Der Personalmangel in unseren Kitas sorgt für Unzufriedenheit bei Eltern und Erzieherinnen. Kinder können nicht mehr richtig betreut werden. Uns liegen jetzt gemeinsam mit unseren Partnern des Recherchenetzwerks CORRECTIV erstmals Daten und Zahlen vor: Wie groß ist das Problem in Gladbeck, Bottrop und Gelsenkirchen wirklich? Und mit welchen Folgen für die Kinder?

© André Hirtz / FUNKE Foto Services

Eindrücke zweier Erzieherinnen aus Gelsenkirchen

Petra Müller und Kathi Schäfer arbeiten in der Kita an der Lothringer Straße in Gelsenkirchen-Rotthausen. 65 Kinder zwischen 2 und 6 Jahren betreuen sie jeden Tag - in drei Gruppen, mit sieben Vollzeit-Erzieherinnen und einer Halbtagskraft. Alle Stellen seien mittlerweile besetzt, trotzdem sei die Lage schwierig. "Wir müssten viel mehr in Kleingruppen arbeiten", sagt Kita-Leiterin Petra. "Das können wir ganz oft nicht - und das führt dann zu so einer Unzufriedenheit."

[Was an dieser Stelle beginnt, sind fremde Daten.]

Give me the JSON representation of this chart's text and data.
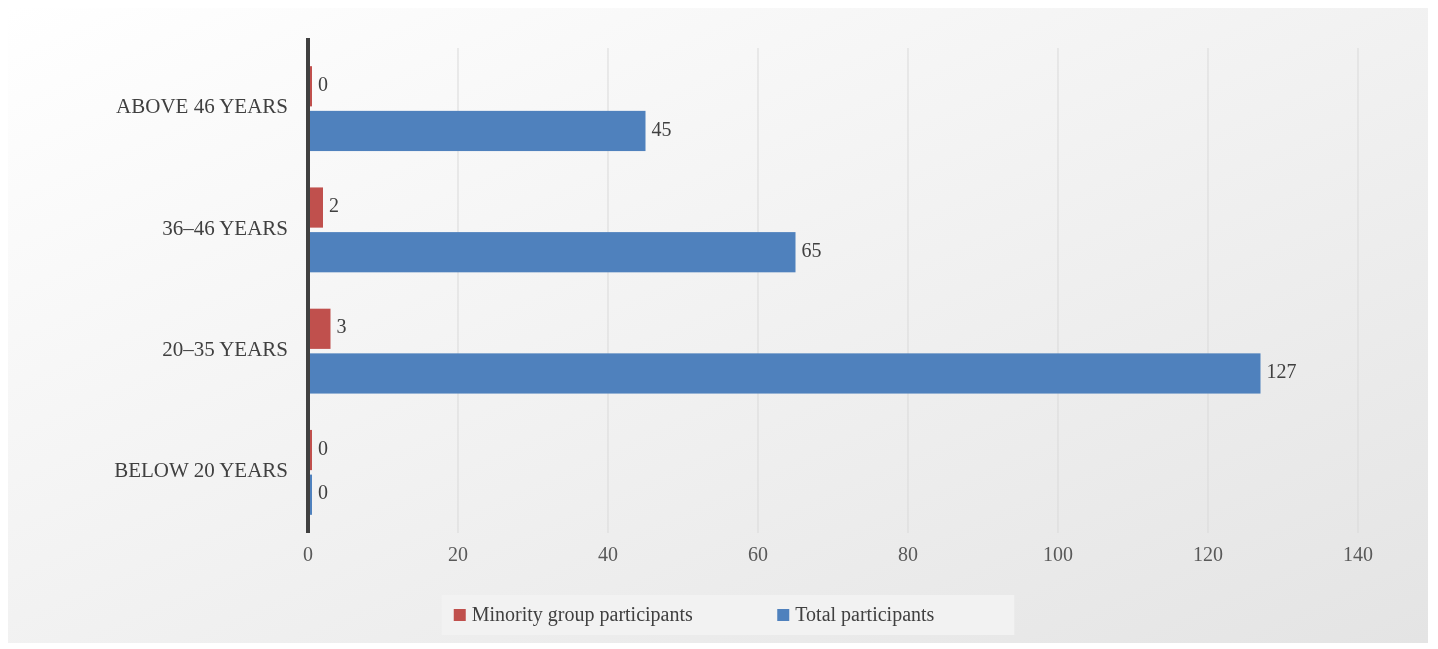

Auch Kollegin Kathi bestätigt das, sie ist erst seit wenigen Jahren mit ihrer dreijährigen Ausbildung fertig - und liebt ihren Job. Trotzdem: "Man arbeitet mehr ums Kind herum als direkt mit dem Kind" - das sei schade, vor allem wegen der vielen Bürokratie. "Man muss sich eigentlich in ganz viele Hälften teilen, um für alle Kinder gleichzeitig da zu sein."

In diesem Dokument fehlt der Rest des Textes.